I'm considering buying a line boring machine to do shelf holes. Nothing specific in mind yet. What can I expect for a cycle time per part?

Forum Responses
(Cabinetmaking Forum)
From contributor M:
Assuming no setup and the bits are already in the correct holes, also assuming the in-table and out-table are close by the machine, 45 seconds.

In my shop we use a single head boring machine for all hardware holes (not dowels). The setups can be somewhat complicated (drawer slides, hinges, shelf pin holes on the same panel). A complicated base cabinet takes us about 10 minutes to drill both sides including the setup, but we have a pretty good system for doing it. It would take a lot longer if we did not snap all hardware to the 32mm system in the design.

Our most difficult cabinets are tall freestanding closets. These usually have 2 or 3 rollouts, pair doors with 4 hinges each, 2 fixed (doweled in place) shelves, and a closet rod. The panels are usually 2100mm tall. It takes us 20 minutes to bore these panels.
But if all you are doing is shelf pin holes it is only a few seconds. If you buy a good machine you should consider drilling all your hardware holes on the boring machines. It takes some planning to come up with a fast process but it allows for a more accurate and repeatable process than manually drilling using jigs.

From contributor J:
I have a single line 23 spindle machine. The machine will cycle down, drill the 23 holes, then cycle back up in about 5 seconds. I have the parts on a cart right behind me. I grab a part, drill the front row, spin the part, drill the back row, then turn and set the part on the cart and grab the next one. I would say I am 20 to 30 seconds total per part, or 2 to 3 panels per minute. Parts that require more holes than the 23 from the line require an additional press of the pedal and I would estimate that the time doubles to about 40 to 60 seconds per part. A typical kitchen with ~20 cabinets (40 panels to be drilled) usually takes under 30 minutes.

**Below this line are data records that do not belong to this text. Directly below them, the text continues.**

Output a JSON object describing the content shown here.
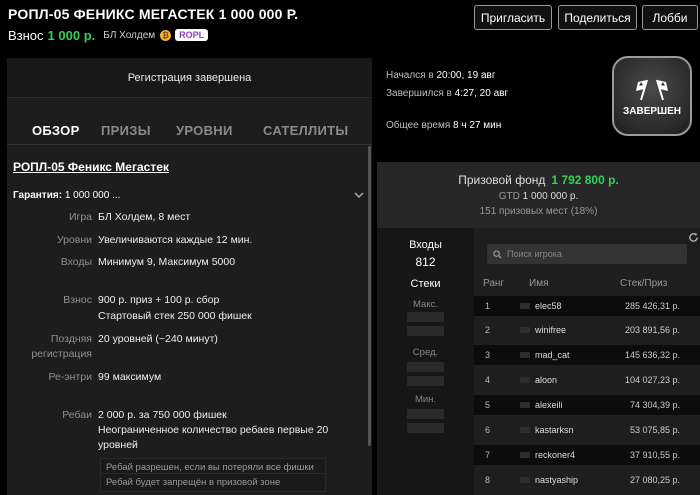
{
  "header": {
    "title": "РОПЛ-05 ФЕНИКС МЕГАСТЕК 1 000 000 Р.",
    "fee_label": "Взнос",
    "fee_amount": "1 000 р.",
    "game_type": "БЛ Холдем",
    "coin_symbol": "₿",
    "badge": "ROPL",
    "buttons": {
      "invite": "Пригласить",
      "share": "Поделиться",
      "lobby": "Лобби"
    }
  },
  "left": {
    "registration_status": "Регистрация завершена",
    "tabs": [
      "ОБЗОР",
      "ПРИЗЫ",
      "УРОВНИ",
      "САТЕЛЛИТЫ"
    ],
    "tournament_name": "РОПЛ-05 Феникс Мегастек",
    "guarantee_label": "Гарантия:",
    "guarantee_value": "1 000 000 ...",
    "details": [
      {
        "label": "Игра",
        "value": "БЛ Холдем, 8 мест"
      },
      {
        "label": "Уровни",
        "value": "Увеличиваются каждые 12 мин."
      },
      {
        "label": "Входы",
        "value": "Минимум 9, Максимум 5000"
      },
      {
        "label": "Взнос",
        "value": "900 р. приз + 100 р. сбор",
        "value2": "Стартовый стек 250 000 фишек"
      },
      {
        "label": "Поздняя",
        "label2": "регистрация",
        "value": "20 уровней (~240 минут)"
      },
      {
        "label": "Ре-энтри",
        "value": "99 максимум"
      },
      {
        "label": "Ребаи",
        "value": "2 000 р. за 750 000 фишек",
        "value2": "Неограниченное количество ребаев первые 20",
        "value3": "уровней"
      }
    ],
    "notes": [
      "Ребай разрешен, если вы потеряли все фишки",
      "Ребай будет запрещён в призовой зоне"
    ]
  },
  "times": {
    "started_label": "Начался в",
    "started_value": "20:00, 19 авг",
    "ended_label": "Завершился в",
    "ended_value": "4:27, 20 авг",
    "total_label": "Общее время",
    "total_value": "8 ч 27 мин"
  },
  "status_badge": "ЗАВЕРШЕН",
  "prize": {
    "pool_label": "Призовой фонд",
    "pool_value": "1 792 800 р.",
    "gtd_label": "GTD",
    "gtd_value": "1 000 000 р.",
    "places": "151 призовых мест (18%)"
  },
  "stats": {
    "entries_label": "Входы",
    "entries_value": "812",
    "stacks_label": "Стеки",
    "max_label": "Макс.",
    "avg_label": "Сред.",
    "min_label": "Мин."
  },
  "players": {
    "search_placeholder": "Поиск игрока",
    "columns": {
      "rank": "Ранг",
      "name": "Имя",
      "stack": "Стек/Приз"
    },
    "rows": [
      {
        "rank": "1",
        "name": "elec58",
        "prize": "285 426,31 р."
      },
      {
        "rank": "2",
        "name": "winifree",
        "prize": "203 891,56 р."
      },
      {
        "rank": "3",
        "name": "mad_cat",
        "prize": "145 636,32 р."
      },
      {
        "rank": "4",
        "name": "aloon",
        "prize": "104 027,23 р."
      },
      {
        "rank": "5",
        "name": "alexeili",
        "prize": "74 304,39 р."
      },
      {
        "rank": "6",
        "name": "kastarksn",
        "prize": "53 075,85 р."
      },
      {
        "rank": "7",
        "name": "reckoner4",
        "prize": "37 910,55 р."
      },
      {
        "rank": "8",
        "name": "nastyaship",
        "prize": "27 080,25 р."
      }
    ]
  }
}
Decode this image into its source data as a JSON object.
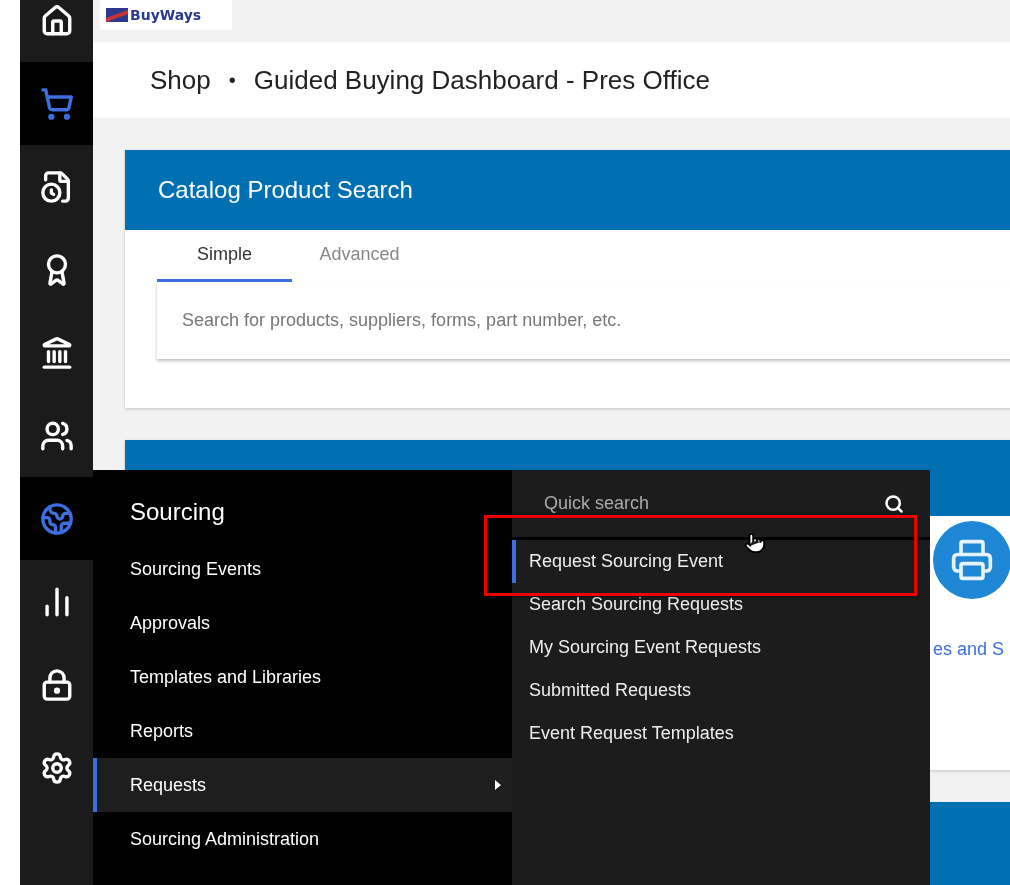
{
  "logo": {
    "text": "BuyWays"
  },
  "breadcrumb": [
    "Shop",
    "Guided Buying Dashboard - Pres Office"
  ],
  "breadcrumb_separator": "•",
  "rail": [
    {
      "kind": "home",
      "active": false
    },
    {
      "kind": "cart",
      "active": true
    },
    {
      "kind": "history",
      "active": false
    },
    {
      "kind": "award",
      "active": false
    },
    {
      "kind": "bank",
      "active": false
    },
    {
      "kind": "users",
      "active": false
    },
    {
      "kind": "globe",
      "active": true
    },
    {
      "kind": "chart",
      "active": false
    },
    {
      "kind": "lock",
      "active": false
    },
    {
      "kind": "settings",
      "active": false
    }
  ],
  "catalog_search": {
    "title": "Catalog Product Search",
    "tabs": [
      {
        "label": "Simple",
        "selected": true
      },
      {
        "label": "Advanced",
        "selected": false
      }
    ],
    "search": {
      "placeholder": "Search for products, suppliers, forms, part number, etc."
    }
  },
  "category_card": {
    "label": "es and S"
  },
  "menu": {
    "title": "Sourcing",
    "items": [
      {
        "label": "Sourcing Events",
        "selected": false,
        "has_submenu": false
      },
      {
        "label": "Approvals",
        "selected": false,
        "has_submenu": false
      },
      {
        "label": "Templates and Libraries",
        "selected": false,
        "has_submenu": false
      },
      {
        "label": "Reports",
        "selected": false,
        "has_submenu": false
      },
      {
        "label": "Requests",
        "selected": true,
        "has_submenu": true
      },
      {
        "label": "Sourcing Administration",
        "selected": false,
        "has_submenu": false
      }
    ],
    "quick_search": {
      "placeholder": "Quick search"
    },
    "submenu": [
      {
        "label": "Request Sourcing Event",
        "selected": true,
        "highlighted": true
      },
      {
        "label": "Search Sourcing Requests",
        "selected": false,
        "highlighted": false
      },
      {
        "label": "My Sourcing Event Requests",
        "selected": false,
        "highlighted": false
      },
      {
        "label": "Submitted Requests",
        "selected": false,
        "highlighted": false
      },
      {
        "label": "Event Request Templates",
        "selected": false,
        "highlighted": false
      }
    ]
  }
}
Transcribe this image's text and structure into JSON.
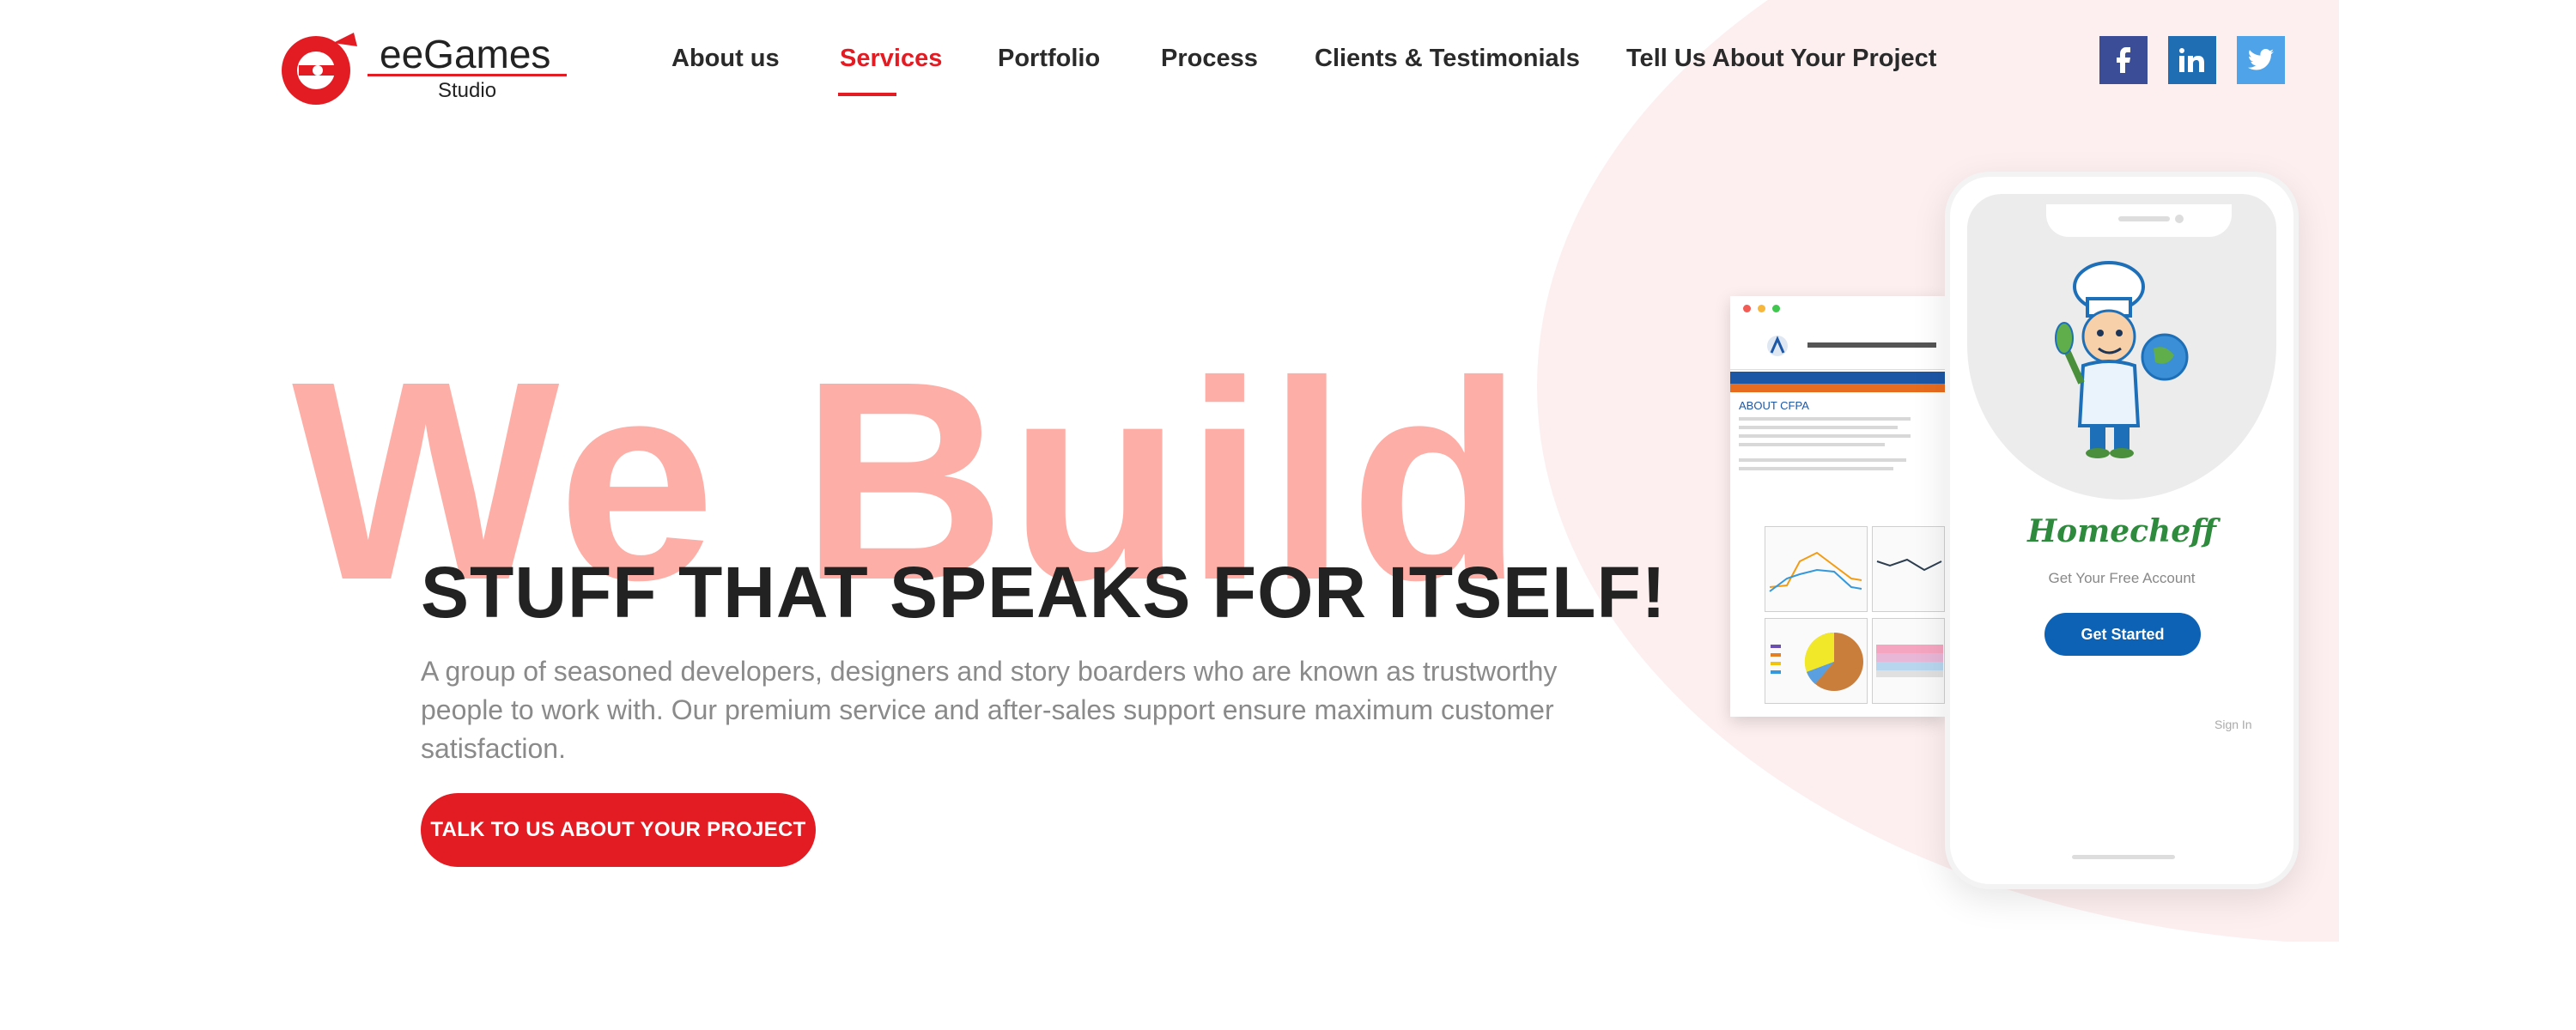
{
  "header": {
    "logo": {
      "title": "eeGames",
      "subtitle": "Studio"
    },
    "nav": [
      {
        "label": "About us"
      },
      {
        "label": "Services",
        "active": true
      },
      {
        "label": "Portfolio"
      },
      {
        "label": "Process"
      },
      {
        "label": "Clients & Testimonials"
      },
      {
        "label": "Tell Us About Your Project"
      }
    ],
    "social": [
      {
        "icon": "facebook-icon",
        "glyph": "f",
        "color": "#3b4d96"
      },
      {
        "icon": "linkedin-icon",
        "glyph": "in",
        "color": "#1f6db2"
      },
      {
        "icon": "twitter-icon",
        "glyph": "t",
        "color": "#4fa3e8"
      }
    ]
  },
  "hero": {
    "big_word": "We Build",
    "headline": "STUFF THAT SPEAKS FOR ITSELF!",
    "description": "A group of seasoned developers, designers and story boarders who are known as trustworthy people to work with. Our premium service and after-sales support ensure maximum customer satisfaction.",
    "cta_label": "TALK TO US ABOUT YOUR PROJECT"
  },
  "phone": {
    "brand": "Homecheff",
    "subtitle": "Get Your Free Account",
    "button": "Get Started",
    "signin": "Sign In"
  },
  "dashboard": {
    "heading": "ABOUT CFPA"
  },
  "colors": {
    "accent": "#e31b23",
    "big_word": "#fd6d5e",
    "background_arc": "#fdefef",
    "phone_button": "#0d62b5"
  }
}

If you engineer your cabinets to follow one of the systems such as True 32, pearls, or any of the other systems of 32mm cabinetmaking, you will realize even more time savings further down the line when it comes to attaching hardware to the side panels. In my opinion, this is where the real time saving comes in and is the most important benefit of being able to bore in 32mm increments.

From contributor L:
I think contributor J's times are about right. We used to bore on a Morbidelli T machine at about that same pace.

From contributor H:
We have a double line 44 spindle Detel which cost me 3500.00 used. With 3 flip stops on each side, an 8' long pantry takes about 20 seconds to bore. The back set of holes can be moved with a crank and digital readout, so I can set back holes for any of my drawer slides or a constant 37mm backset for closet components that makes them reversible. All my hardware fits the system, so we never have to check if a slide is square or a hinge plate is too far back or forward. The only way to go, in my opinion.

From contributor Y:
It takes longer to pick up and set down the panel than to drill it.